To be able to both quickly write a program and quickly get high performance, we sacrifice completeness (being able to write any type of program). This is the idea of DSLs. They are specific to particular tasks, and by limiting the scope, the languages allow you to get productivity and performance. We can program at a high level, and the compiler will know the domain you are working in, so it can make optimization decisions specific to the task, allowing for both productivity and performance.
How much more difficult is it to construct a DSL compared to modifying or adding onto a compiler (let's say gcc in this case) to optimize parallelism?
Why not use CUDA instead of using a new DSL? I believe CUDA has a fairly high level of abstraction.

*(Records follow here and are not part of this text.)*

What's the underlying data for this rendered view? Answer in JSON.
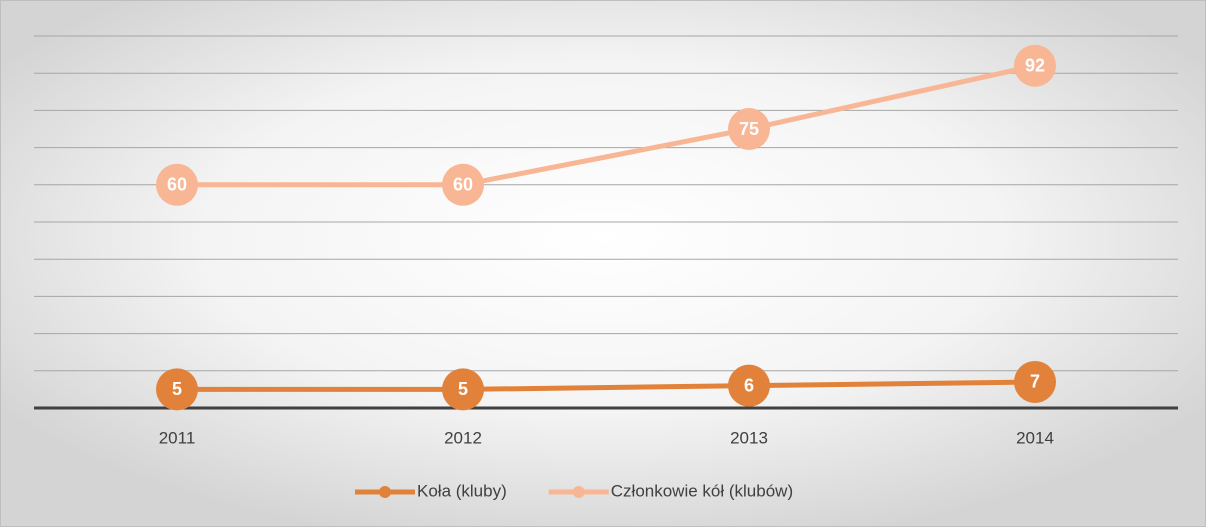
{
  "chart_data": {
    "type": "line",
    "categories": [
      "2011",
      "2012",
      "2013",
      "2014"
    ],
    "series": [
      {
        "name": "Koła (kluby)",
        "color": "#e2823a",
        "values": [
          5,
          5,
          6,
          7
        ]
      },
      {
        "name": "Członkowie kół (klubów)",
        "color": "#f8b694",
        "values": [
          60,
          60,
          75,
          92
        ]
      }
    ],
    "ylim": [
      0,
      100
    ],
    "yticks": [
      0,
      10,
      20,
      30,
      40,
      50,
      60,
      70,
      80,
      90,
      100
    ],
    "grid": true,
    "legend": "bottom"
  }
}
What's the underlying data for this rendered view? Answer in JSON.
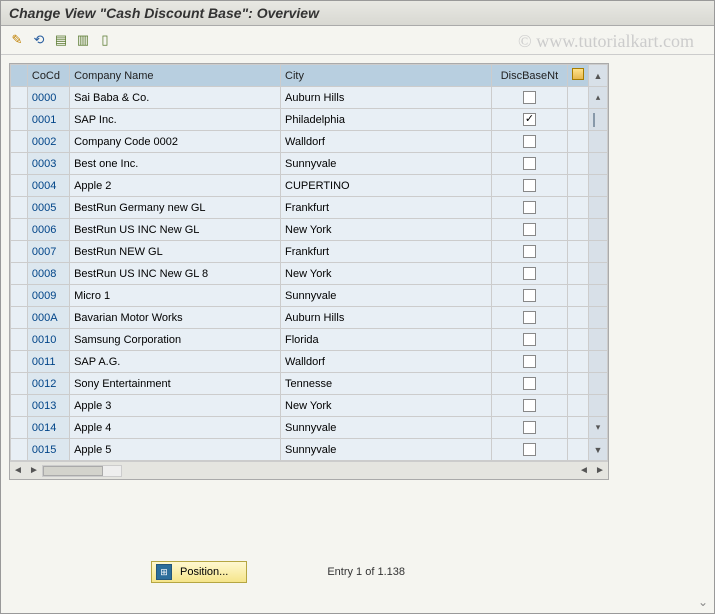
{
  "window": {
    "title": "Change View \"Cash Discount Base\": Overview"
  },
  "watermark": "© www.tutorialkart.com",
  "toolbar": {
    "icons": [
      {
        "name": "edit-icon",
        "glyph": "✎",
        "color": "#c08000"
      },
      {
        "name": "undo-icon",
        "glyph": "⟲",
        "color": "#2a5fa0"
      },
      {
        "name": "select-all-icon",
        "glyph": "▤",
        "color": "#5a7a30"
      },
      {
        "name": "deselect-icon",
        "glyph": "▥",
        "color": "#5a7a30"
      },
      {
        "name": "delete-icon",
        "glyph": "▯",
        "color": "#5a7a30"
      }
    ]
  },
  "grid": {
    "columns": {
      "cocd": "CoCd",
      "company": "Company Name",
      "city": "City",
      "disc": "DiscBaseNt"
    },
    "rows": [
      {
        "cocd": "0000",
        "company": "Sai Baba & Co.",
        "city": "Auburn Hills",
        "disc": false
      },
      {
        "cocd": "0001",
        "company": "SAP Inc.",
        "city": "Philadelphia",
        "disc": true
      },
      {
        "cocd": "0002",
        "company": "Company Code 0002",
        "city": "Walldorf",
        "disc": false
      },
      {
        "cocd": "0003",
        "company": "Best one Inc.",
        "city": "Sunnyvale",
        "disc": false
      },
      {
        "cocd": "0004",
        "company": "Apple 2",
        "city": "CUPERTINO",
        "disc": false
      },
      {
        "cocd": "0005",
        "company": "BestRun Germany new GL",
        "city": "Frankfurt",
        "disc": false
      },
      {
        "cocd": "0006",
        "company": "BestRun US INC New GL",
        "city": "New York",
        "disc": false
      },
      {
        "cocd": "0007",
        "company": "BestRun NEW GL",
        "city": "Frankfurt",
        "disc": false
      },
      {
        "cocd": "0008",
        "company": "BestRun US INC New GL 8",
        "city": "New York",
        "disc": false
      },
      {
        "cocd": "0009",
        "company": "Micro 1",
        "city": "Sunnyvale",
        "disc": false
      },
      {
        "cocd": "000A",
        "company": "Bavarian Motor Works",
        "city": "Auburn Hills",
        "disc": false
      },
      {
        "cocd": "0010",
        "company": "Samsung Corporation",
        "city": "Florida",
        "disc": false
      },
      {
        "cocd": "0011",
        "company": "SAP A.G.",
        "city": "Walldorf",
        "disc": false
      },
      {
        "cocd": "0012",
        "company": "Sony Entertainment",
        "city": "Tennesse",
        "disc": false
      },
      {
        "cocd": "0013",
        "company": "Apple 3",
        "city": "New York",
        "disc": false
      },
      {
        "cocd": "0014",
        "company": "Apple 4",
        "city": "Sunnyvale",
        "disc": false
      },
      {
        "cocd": "0015",
        "company": "Apple 5",
        "city": "Sunnyvale",
        "disc": false
      }
    ]
  },
  "position_button": {
    "label": "Position..."
  },
  "status": {
    "text": "Entry 1 of 1.138"
  },
  "colors": {
    "header_bg": "#b8cfe0",
    "cell_bg": "#e8eff5",
    "cocd_bg": "#dce7ef",
    "accent": "#004488"
  }
}
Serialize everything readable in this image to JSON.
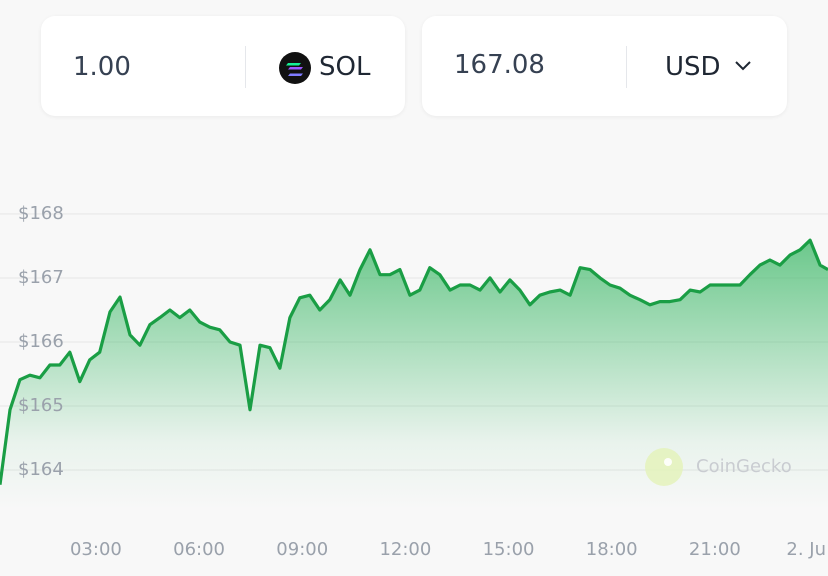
{
  "converter": {
    "amount": "1.00",
    "coin": "SOL",
    "result": "167.08",
    "currency": "USD"
  },
  "chart_data": {
    "type": "area",
    "watermark": "CoinGecko",
    "color": "#1a9e45",
    "grid": true,
    "xlim": [
      0.21,
      24.29
    ],
    "ylim": [
      163.375,
      168.53
    ],
    "xticks": [
      {
        "value": 3,
        "label": "03:00"
      },
      {
        "value": 6,
        "label": "06:00"
      },
      {
        "value": 9,
        "label": "09:00"
      },
      {
        "value": 12,
        "label": "12:00"
      },
      {
        "value": 15,
        "label": "15:00"
      },
      {
        "value": 18,
        "label": "18:00"
      },
      {
        "value": 21,
        "label": "21:00"
      },
      {
        "value": 24,
        "label": "2. Ju"
      }
    ],
    "yticks": [
      {
        "value": 164,
        "label": "$164"
      },
      {
        "value": 165,
        "label": "$165"
      },
      {
        "value": 166,
        "label": "$166"
      },
      {
        "value": 167,
        "label": "$167"
      },
      {
        "value": 168,
        "label": "$168"
      }
    ],
    "x": [
      0.21,
      0.5,
      0.79,
      1.08,
      1.37,
      1.66,
      1.95,
      2.24,
      2.53,
      2.82,
      3.11,
      3.41,
      3.7,
      3.99,
      4.28,
      4.57,
      4.86,
      5.15,
      5.44,
      5.73,
      6.02,
      6.31,
      6.6,
      6.9,
      7.19,
      7.48,
      7.77,
      8.06,
      8.35,
      8.64,
      8.93,
      9.22,
      9.51,
      9.8,
      10.1,
      10.39,
      10.68,
      10.97,
      11.26,
      11.55,
      11.84,
      12.13,
      12.42,
      12.71,
      13.0,
      13.3,
      13.59,
      13.88,
      14.17,
      14.46,
      14.75,
      15.04,
      15.33,
      15.62,
      15.91,
      16.2,
      16.5,
      16.79,
      17.08,
      17.37,
      17.66,
      17.95,
      18.24,
      18.53,
      18.82,
      19.11,
      19.4,
      19.69,
      19.99,
      20.28,
      20.57,
      20.86,
      21.15,
      21.44,
      21.73,
      22.02,
      22.31,
      22.6,
      22.89,
      23.19,
      23.48,
      23.77,
      24.06,
      24.29
    ],
    "values": [
      163.77,
      164.94,
      165.41,
      165.48,
      165.44,
      165.64,
      165.64,
      165.84,
      165.38,
      165.72,
      165.84,
      166.47,
      166.7,
      166.11,
      165.95,
      166.27,
      166.38,
      166.5,
      166.38,
      166.5,
      166.31,
      166.23,
      166.19,
      166.0,
      165.95,
      164.94,
      165.95,
      165.91,
      165.59,
      166.38,
      166.69,
      166.73,
      166.5,
      166.66,
      166.97,
      166.73,
      167.13,
      167.44,
      167.05,
      167.05,
      167.13,
      166.73,
      166.81,
      167.16,
      167.05,
      166.81,
      166.89,
      166.89,
      166.81,
      167.0,
      166.78,
      166.97,
      166.81,
      166.58,
      166.73,
      166.78,
      166.81,
      166.73,
      167.16,
      167.13,
      167.0,
      166.89,
      166.84,
      166.73,
      166.66,
      166.58,
      166.63,
      166.63,
      166.66,
      166.81,
      166.78,
      166.89,
      166.89,
      166.89,
      166.89,
      167.05,
      167.2,
      167.28,
      167.2,
      167.36,
      167.44,
      167.59,
      167.2,
      167.13
    ]
  }
}
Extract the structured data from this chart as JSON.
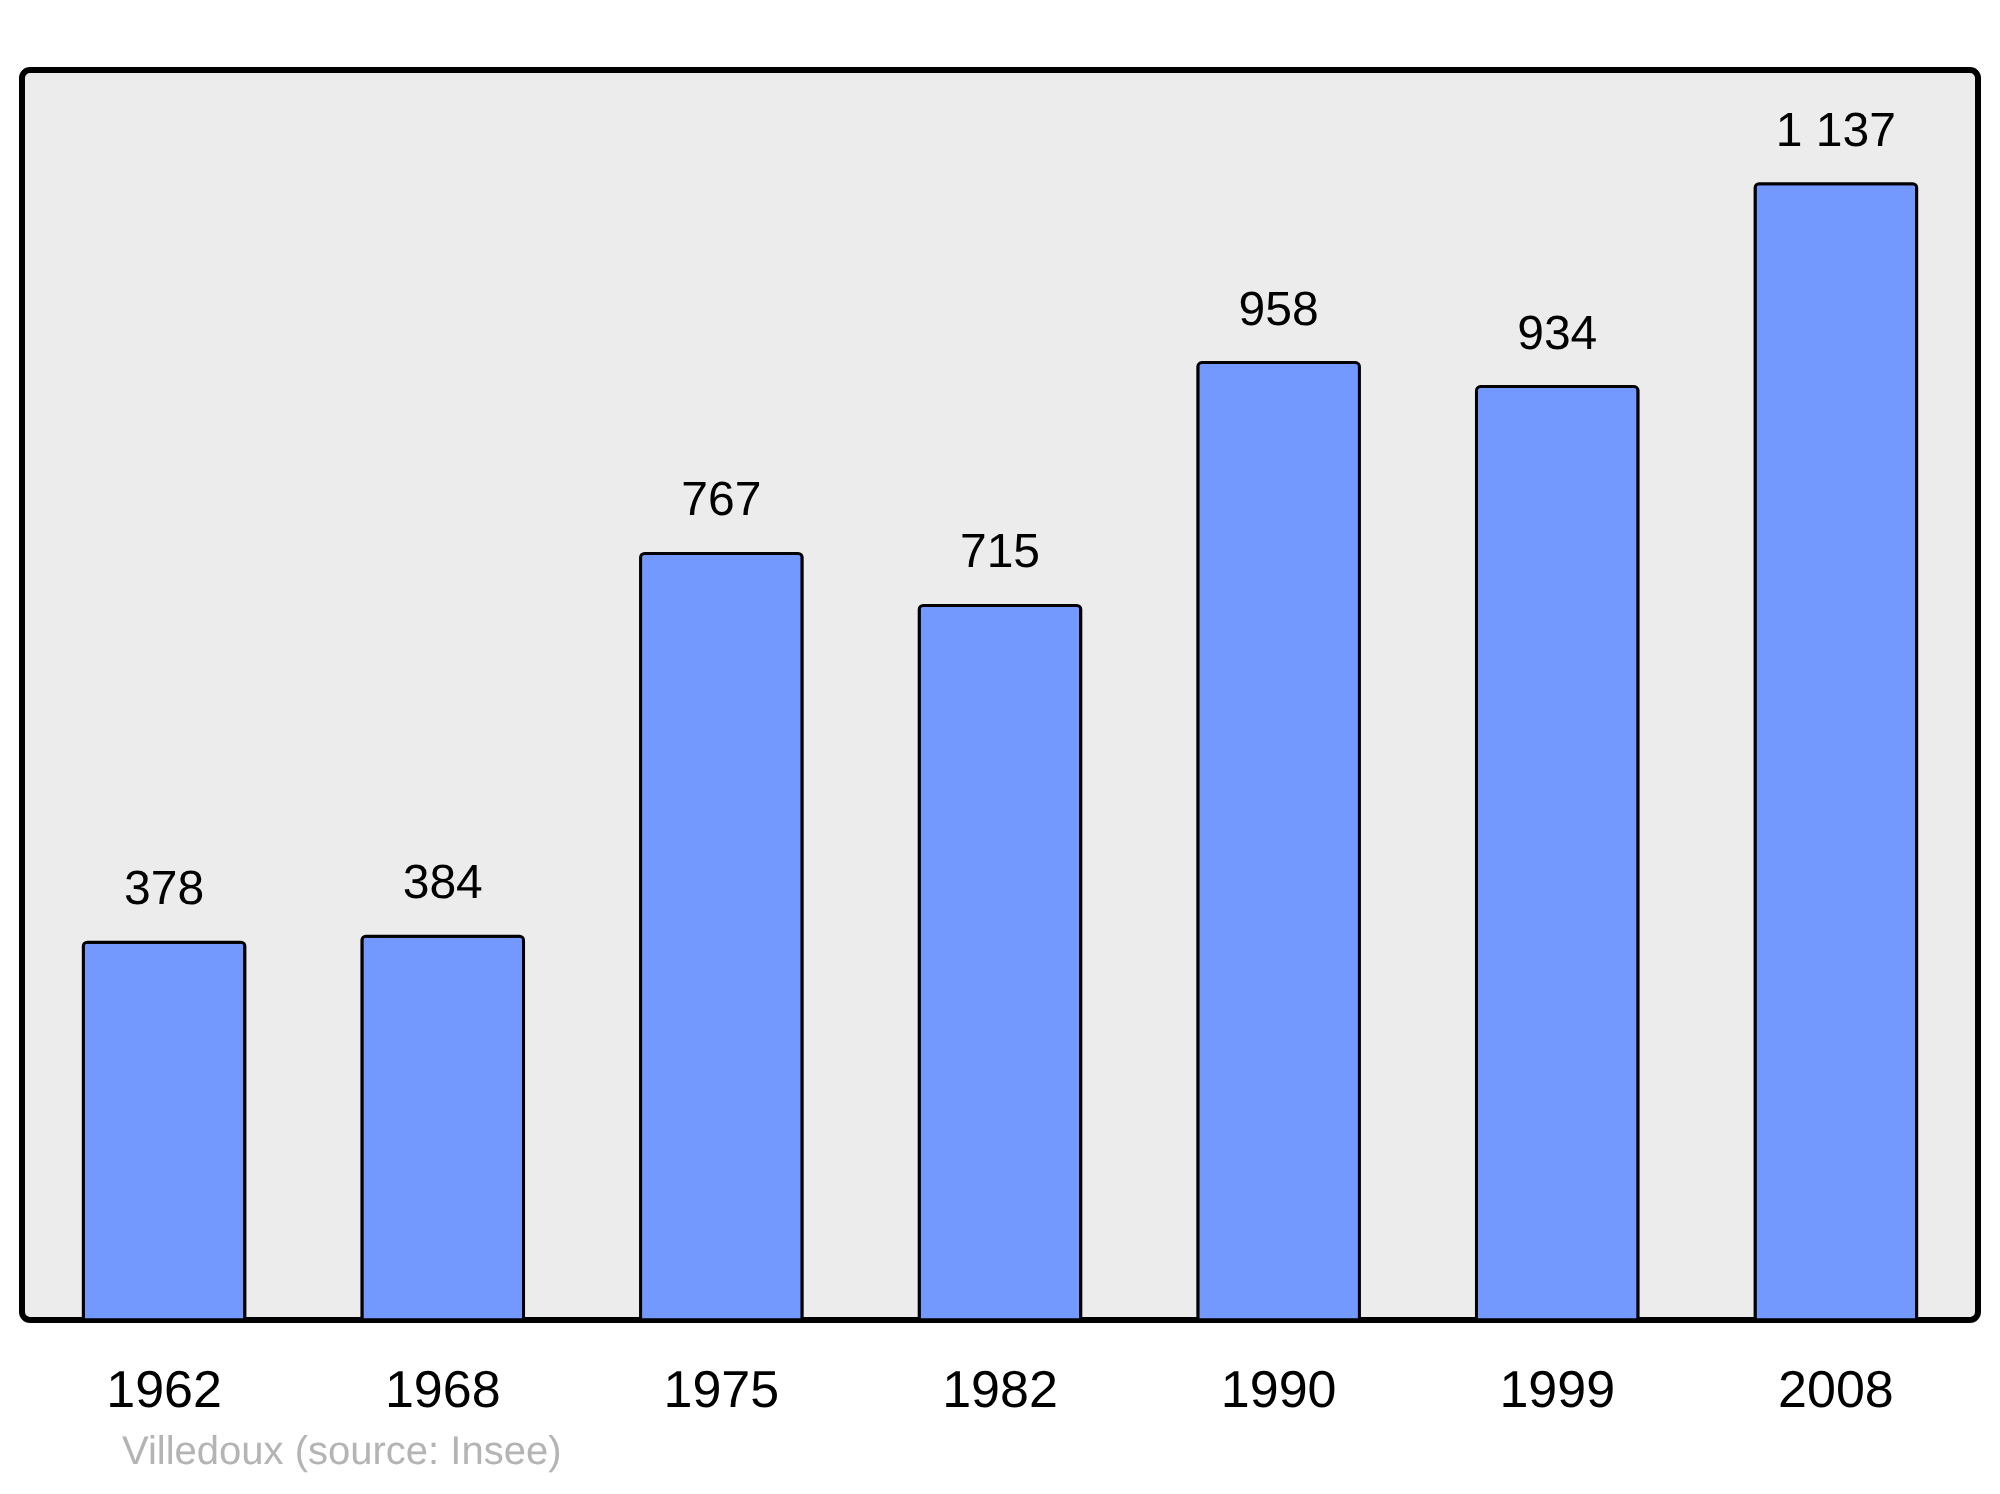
{
  "chart_data": {
    "type": "bar",
    "categories": [
      "1962",
      "1968",
      "1975",
      "1982",
      "1990",
      "1999",
      "2008"
    ],
    "values": [
      378,
      384,
      767,
      715,
      958,
      934,
      1137
    ],
    "value_labels": [
      "378",
      "384",
      "767",
      "715",
      "958",
      "934",
      "1 137"
    ],
    "color": "#7399ff",
    "annotations": [
      "Villedoux    (source: Insee)"
    ]
  }
}
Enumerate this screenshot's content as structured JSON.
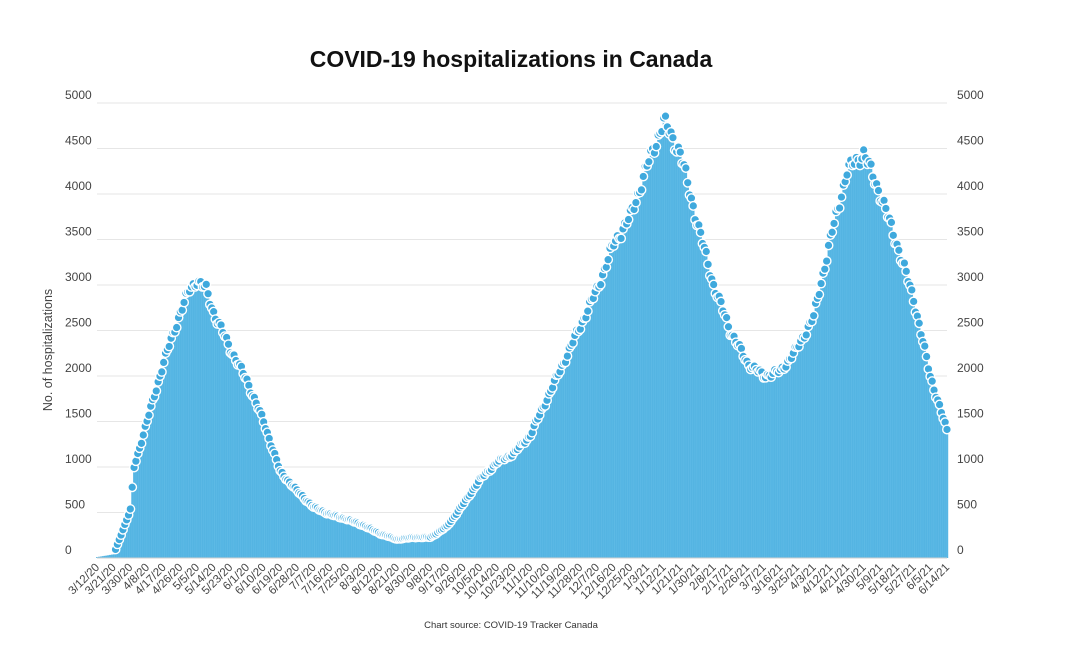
{
  "colors": {
    "area": "#5ab8e5",
    "bar_line": "#41a8dc",
    "marker": "#3fa9dd",
    "marker_edge": "#ffffff",
    "grid": "#e6e6e6"
  },
  "chart_data": {
    "type": "area",
    "title": "COVID-19 hospitalizations in Canada",
    "ylabel": "No. of hospitalizations",
    "source": "Chart source: COVID-19 Tracker Canada",
    "ylim": [
      0,
      5000
    ],
    "yticks": [
      0,
      500,
      1000,
      1500,
      2000,
      2500,
      3000,
      3500,
      4000,
      4500,
      5000
    ],
    "grid": true,
    "legend": "none",
    "start_date": "3/12/20",
    "end_date": "6/14/21",
    "x_tick_labels": [
      "3/12/20",
      "3/21/20",
      "3/30/20",
      "4/8/20",
      "4/17/20",
      "4/26/20",
      "5/5/20",
      "5/14/20",
      "5/23/20",
      "6/1/20",
      "6/10/20",
      "6/19/20",
      "6/28/20",
      "7/7/20",
      "7/16/20",
      "7/25/20",
      "8/3/20",
      "8/12/20",
      "8/21/20",
      "8/30/20",
      "9/8/20",
      "9/17/20",
      "9/26/20",
      "10/5/20",
      "10/14/20",
      "10/23/20",
      "11/1/20",
      "11/10/20",
      "11/19/20",
      "11/28/20",
      "12/7/20",
      "12/16/20",
      "12/25/20",
      "1/3/21",
      "1/12/21",
      "1/21/21",
      "1/30/21",
      "2/8/21",
      "2/17/21",
      "2/26/21",
      "3/7/21",
      "3/16/21",
      "3/25/21",
      "4/3/21",
      "4/12/21",
      "4/21/21",
      "4/30/21",
      "5/9/21",
      "5/18/21",
      "5/27/21",
      "6/5/21",
      "6/14/21"
    ],
    "series": [
      {
        "points": [
          [
            "3/12/20",
            10
          ],
          [
            "3/21/20",
            40
          ],
          [
            "3/30/20",
            530
          ],
          [
            "4/1/20",
            1000
          ],
          [
            "4/8/20",
            1500
          ],
          [
            "4/17/20",
            2150
          ],
          [
            "4/26/20",
            2700
          ],
          [
            "5/1/20",
            2950
          ],
          [
            "5/5/20",
            3050
          ],
          [
            "5/10/20",
            2950
          ],
          [
            "5/14/20",
            2700
          ],
          [
            "5/23/20",
            2300
          ],
          [
            "6/1/20",
            1950
          ],
          [
            "6/10/20",
            1500
          ],
          [
            "6/19/20",
            950
          ],
          [
            "6/28/20",
            740
          ],
          [
            "7/7/20",
            560
          ],
          [
            "7/16/20",
            480
          ],
          [
            "7/25/20",
            430
          ],
          [
            "8/3/20",
            360
          ],
          [
            "8/12/20",
            270
          ],
          [
            "8/21/20",
            210
          ],
          [
            "8/30/20",
            230
          ],
          [
            "9/8/20",
            230
          ],
          [
            "9/17/20",
            350
          ],
          [
            "9/26/20",
            600
          ],
          [
            "10/5/20",
            870
          ],
          [
            "10/14/20",
            1050
          ],
          [
            "10/23/20",
            1150
          ],
          [
            "11/1/20",
            1350
          ],
          [
            "11/10/20",
            1750
          ],
          [
            "11/19/20",
            2150
          ],
          [
            "11/28/20",
            2550
          ],
          [
            "12/7/20",
            2950
          ],
          [
            "12/16/20",
            3450
          ],
          [
            "12/25/20",
            3750
          ],
          [
            "1/3/21",
            4300
          ],
          [
            "1/12/21",
            4800
          ],
          [
            "1/21/21",
            4450
          ],
          [
            "1/30/21",
            3700
          ],
          [
            "2/8/21",
            3000
          ],
          [
            "2/17/21",
            2500
          ],
          [
            "2/26/21",
            2150
          ],
          [
            "3/7/21",
            2000
          ],
          [
            "3/16/21",
            2050
          ],
          [
            "3/25/21",
            2300
          ],
          [
            "4/3/21",
            2650
          ],
          [
            "4/12/21",
            3500
          ],
          [
            "4/21/21",
            4250
          ],
          [
            "4/30/21",
            4450
          ],
          [
            "5/9/21",
            4000
          ],
          [
            "5/18/21",
            3450
          ],
          [
            "5/27/21",
            2850
          ],
          [
            "6/5/21",
            2000
          ],
          [
            "6/14/21",
            1400
          ]
        ]
      }
    ]
  }
}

@efficiens I think this is answered more thoroughly later in the lecture; however DSL's offer the potential to do all the mapping and scheduling of threads to the gpu with no input from the user. Additionally the same program written in the DSL could also be run on a cpu without any changes. The main benefit is the ease of use without sacrificing performance.
Is it possible to invent a language that consists of many DSLs which covering most possible applications? So we would have a language of productivity, hight-performance and completeness (and hight learning cost).
Its not as easy as taking a union of multiple DSL under one umbrella. DSL's are able to e performant because they leverage domain knowledge and are easy because the primitives correspond to the domain.
Inventing a new language of many DSLs would probably take away the benefits of having a DSL. The primitives are meant for specific problems, you cannot generalize those specific problems, or it is no longer useful.